Tammy Tiber showed the videos almost a year ago, but widespread controversy over them began just recently after a candidate for Glendale City Council obtained thousands of pages of documents about lessons in the Glendale Unified School District that he had requested through public records laws, the Los Angeles Times reports.
The candidate, Jordan Henry, “asked for emails on social justice learning standards and lessons, restorative justice and antibias education,” according to the Times. One email, between Tiber and a curriculum adviser, was posted on social media, leading to criticism of the teacher and contentious school board meetings.

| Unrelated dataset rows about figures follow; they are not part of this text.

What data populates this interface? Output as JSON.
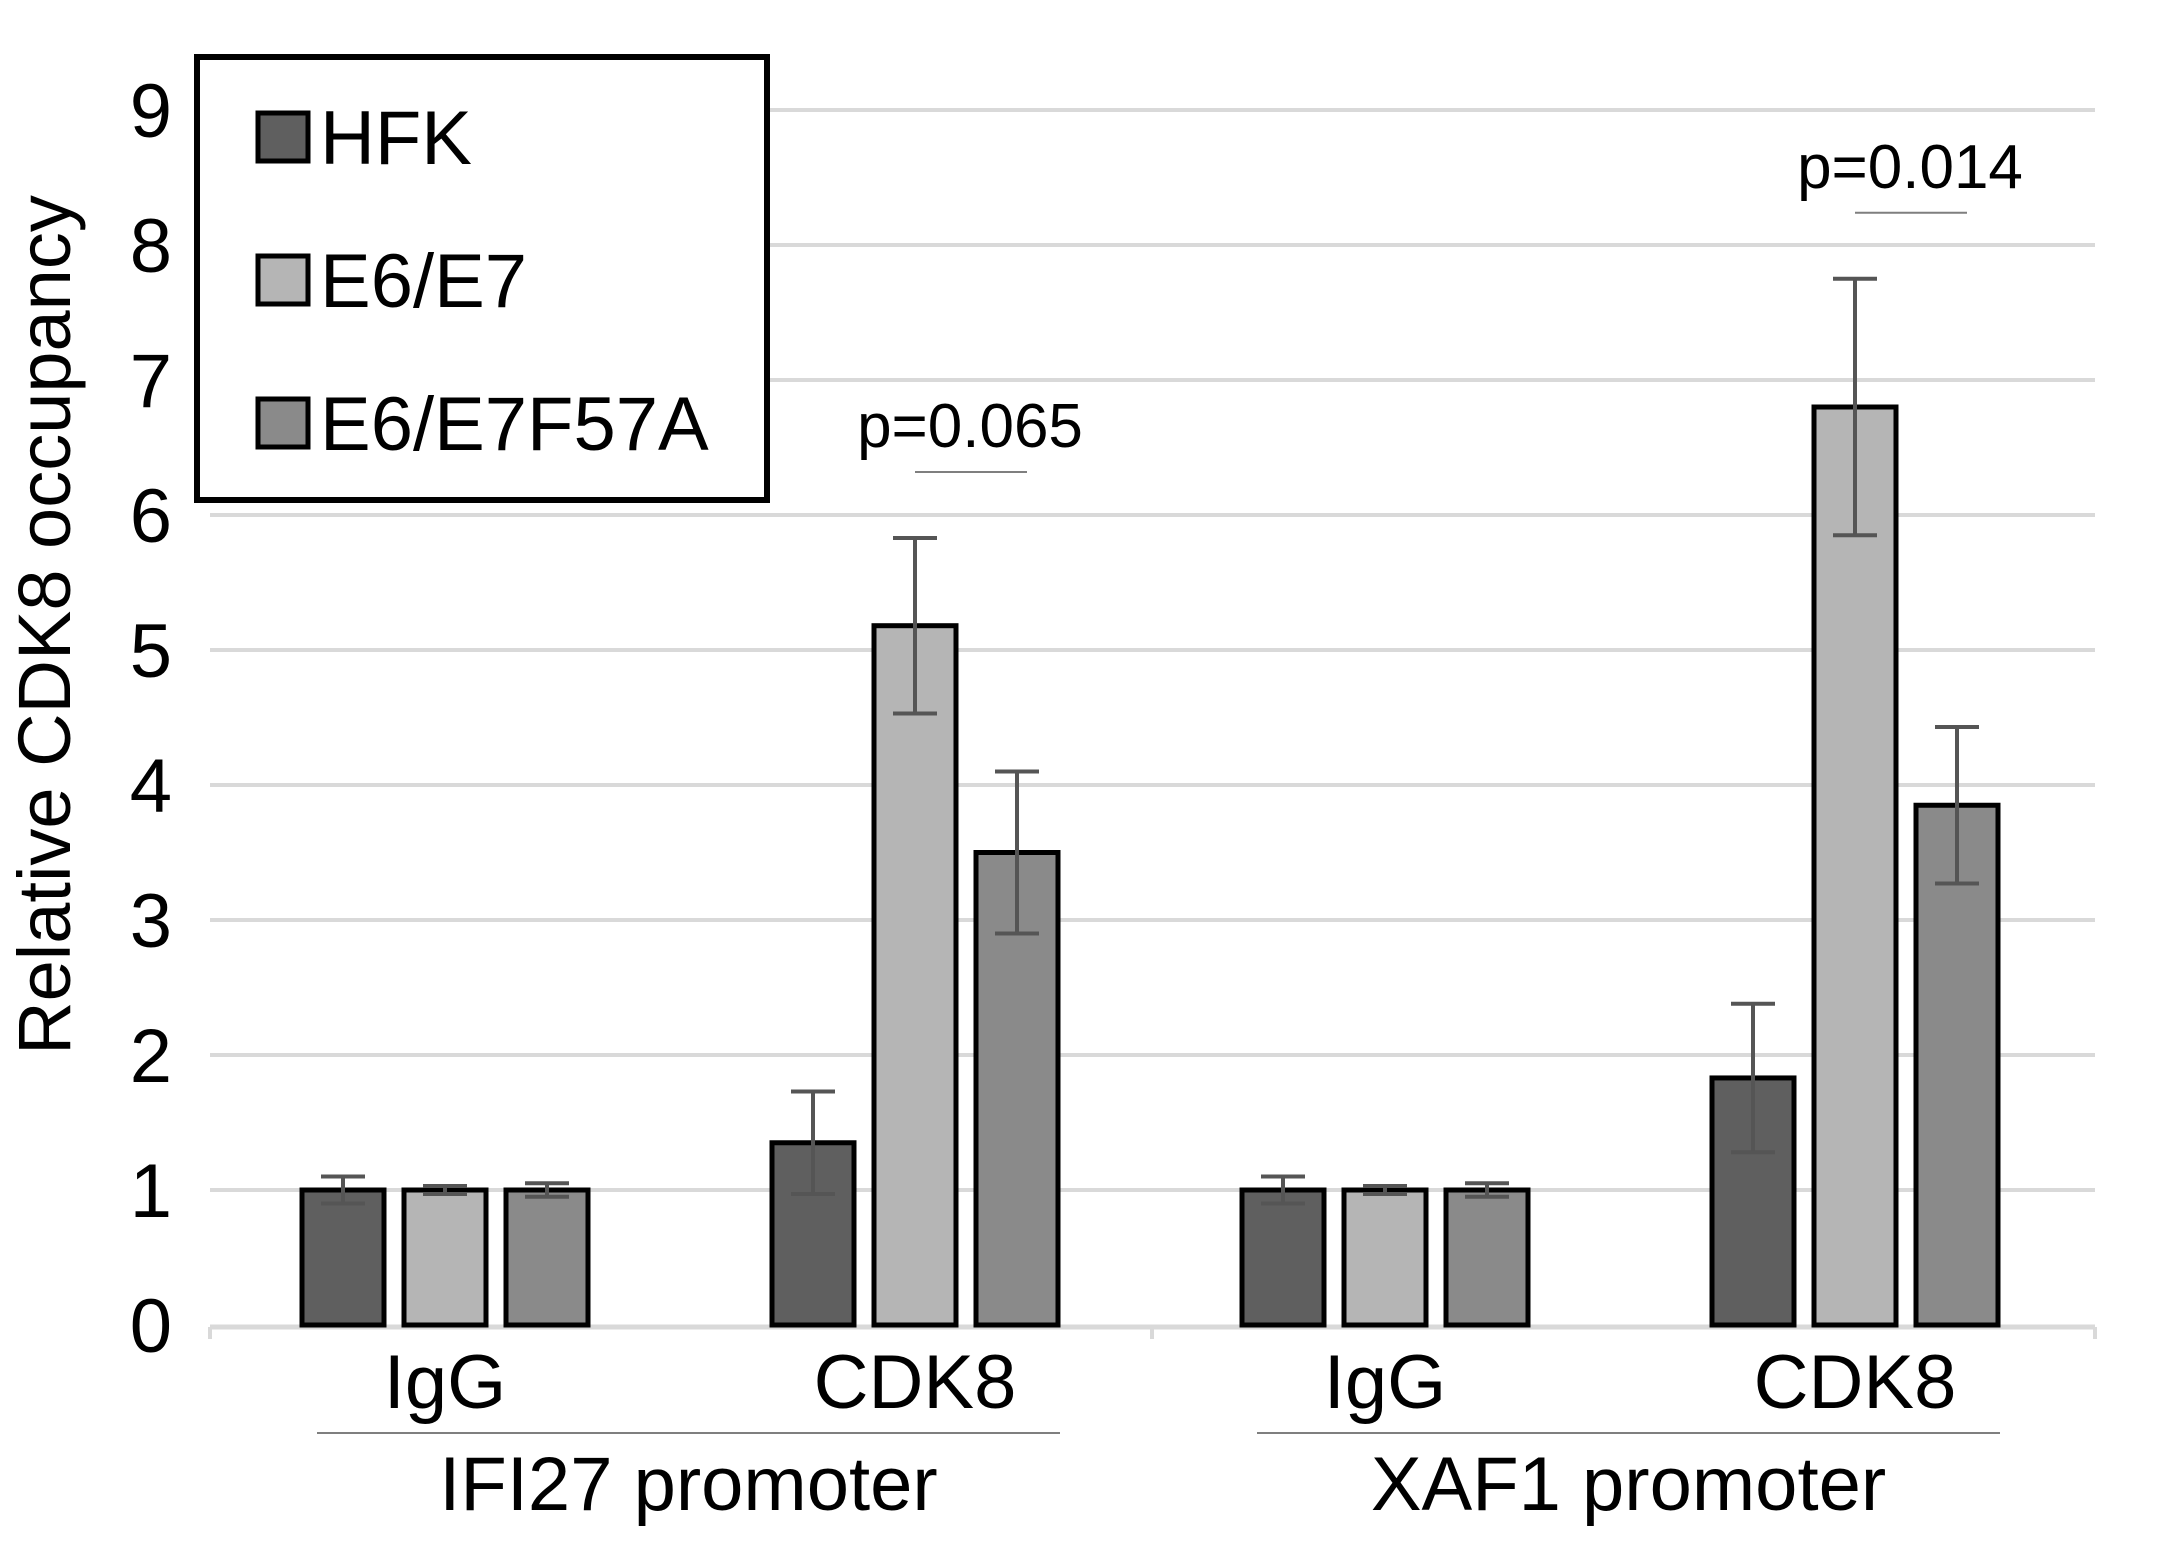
{
  "chart_data": {
    "type": "bar",
    "title": "",
    "ylabel": "Relative CDK8 occupancy",
    "xlabel": "",
    "ylim": [
      0,
      9
    ],
    "yticks": [
      "0",
      "1",
      "2",
      "3",
      "4",
      "5",
      "6",
      "7",
      "8",
      "9"
    ],
    "grid": true,
    "legend_position": "top-left",
    "categories": [
      "IgG",
      "CDK8",
      "IgG",
      "CDK8"
    ],
    "groups": [
      {
        "label": "IFI27 promoter",
        "categories": [
          0,
          1
        ]
      },
      {
        "label": "XAF1 promoter",
        "categories": [
          2,
          3
        ]
      }
    ],
    "series": [
      {
        "name": "HFK",
        "color": "#5f5f5f",
        "values": [
          1.0,
          1.35,
          1.0,
          1.83
        ],
        "errors": [
          0.1,
          0.38,
          0.1,
          0.55
        ]
      },
      {
        "name": "E6/E7",
        "color": "#b5b5b5",
        "values": [
          1.0,
          5.18,
          1.0,
          6.8
        ],
        "errors": [
          0.03,
          0.65,
          0.03,
          0.95
        ]
      },
      {
        "name": "E6/E7F57A",
        "color": "#8a8a8a",
        "values": [
          1.0,
          3.5,
          1.0,
          3.85
        ],
        "errors": [
          0.05,
          0.6,
          0.05,
          0.58
        ]
      }
    ],
    "annotations": [
      {
        "text": "p=0.065",
        "category": 1
      },
      {
        "text": "p=0.014",
        "category": 3
      }
    ]
  }
}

“Today I talked to my class about LGBTQ pride month and played 2 short videos from youtube that were geared toward kids,” Tiber wrote in the email last June, when she was teaching online via Zoom. “A parent who heard the lesson and discussion made her daughter leave zoom and texted me asking me when I was done discussing sexual orientation so that she could let her kids back into zoom. I was planning on doing more lessons tomorrow and Wednesday, but now I’m afraid to. Here are the videos and lessons I was going to do with my class.”

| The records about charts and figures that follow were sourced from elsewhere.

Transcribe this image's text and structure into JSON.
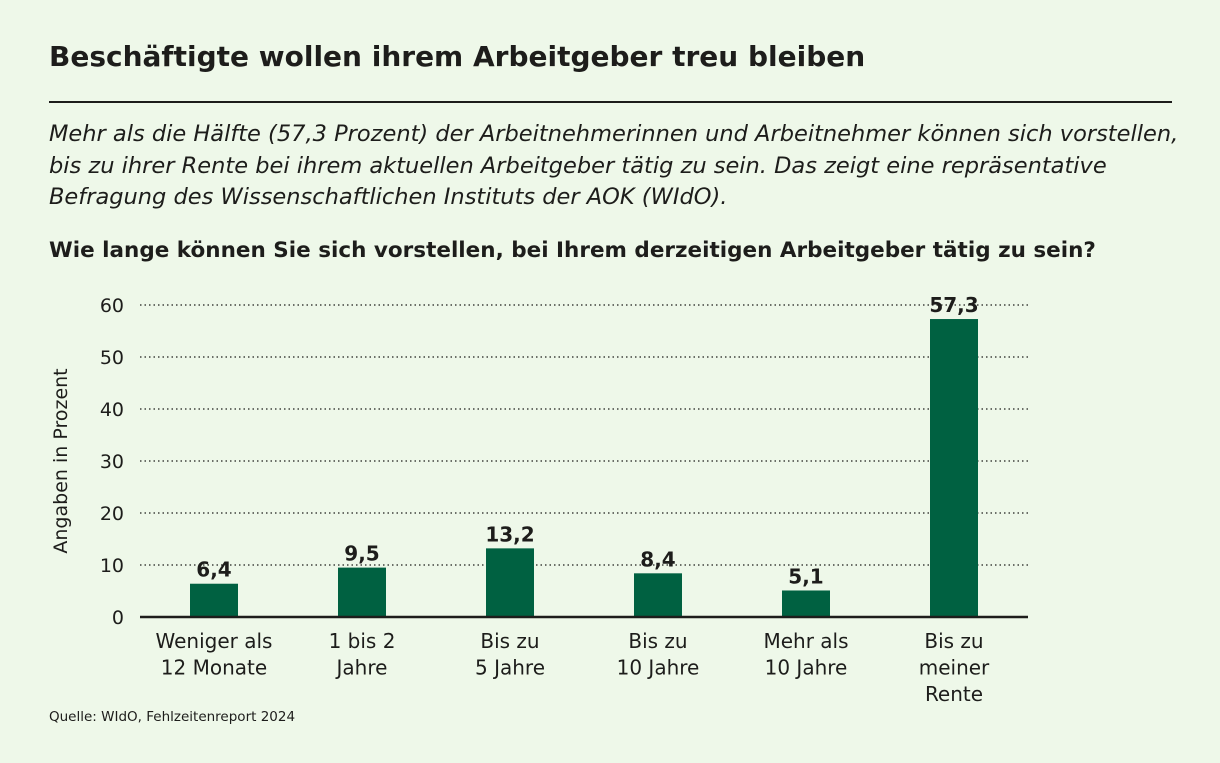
{
  "header": {
    "title": "Beschäftigte wollen ihrem Arbeitgeber treu bleiben",
    "subtitle": "Mehr als die Hälfte (57,3 Prozent) der Arbeitnehmerinnen und Arbeitnehmer können sich vorstellen, bis zu ihrer Rente bei ihrem aktuellen Arbeitgeber tätig zu sein. Das zeigt eine repräsentative Befragung des Wissenschaftlichen Instituts der AOK (WIdO).",
    "question": "Wie lange können Sie sich vorstellen, bei Ihrem derzeitigen Arbeitgeber tätig zu sein?"
  },
  "source": "Quelle: WIdO, Fehlzeitenreport 2024",
  "colors": {
    "bar": "#006141",
    "background": "#eef8e9",
    "text": "#1d1d1b"
  },
  "chart_data": {
    "type": "bar",
    "categories": [
      [
        "Weniger als",
        "12 Monate"
      ],
      [
        "1 bis 2",
        "Jahre"
      ],
      [
        "Bis zu",
        "5 Jahre"
      ],
      [
        "Bis zu",
        "10 Jahre"
      ],
      [
        "Mehr als",
        "10 Jahre"
      ],
      [
        "Bis zu",
        "meiner",
        "Rente"
      ]
    ],
    "values": [
      6.4,
      9.5,
      13.2,
      8.4,
      5.1,
      57.3
    ],
    "value_labels": [
      "6,4",
      "9,5",
      "13,2",
      "8,4",
      "5,1",
      "57,3"
    ],
    "ylabel": "Angaben in Prozent",
    "ylim": [
      0,
      60
    ],
    "yticks": [
      0,
      10,
      20,
      30,
      40,
      50,
      60
    ],
    "grid": "horizontal-dotted",
    "legend": "none"
  }
}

She cited four videos, and it’s not clear which ones she had already showed to the class, the Times reports. But some parents recalled seeing the one that aroused the most controversy, “Talking to Kids About Pride Month,” featuring Canadian TV personality Jessi Cruickshank and several children. Cruickshank discusses her attraction to actress Jodie Foster and mentions “sexual diversity” and “coming out of the closet.” The curriculum adviser said Tiber should reconsider using this video, although he did not tell her outright not to, and he pronounced the other videos appropriate.
Some parents in Glendale, a Los Angeles suburb, have said this and other videos were not age-appropriate and that conversations about these topics belong in the home, not school — echoing the rationale behind Florida’s “don’t say gay” law and similar legislation proposed in other states.
“We’re upset about the curriculum that was taught to 8-year-olds,” parent Alvina Piloyan told the Times, adding that she had seen the Cruickshank video. “We’re just saying it’s inappropriate for that age and that video was not very educational.”
Several parents have complained at recent school board meetings, while others have expressed support for Tiber. The teacher has received threats, one of which was documented in a phone message that her attorney provided to the Times.
“You guys are like the devil,” the caller said. “You’re going to get what’s coming to you. ... Somebody will be outside your house, I’m sure, a mob.” The caller has since been identified as a woman from Victorville, Calif., who may be charged with a crime.
Tiber has been transferred from Jefferson Elementary School to another location. She said the transfer was not voluntary and seemed like a punishment, but school officials told the Times it was not disciplinary in nature.
Tiber, who has 34 years of teaching experience, defended herself at a recent school board meeting. “I had hoped to make my classroom a safe space and that I could teach my students to love and accept others no matter their differences, even if some of them had been taught to disapprove or hate others who are different from them,” she said, according to the Times.
“My life has turned upside down,” she added, saying she felt she was the subject of a “witch hunt.”
District officials are continuing to investigate the matter.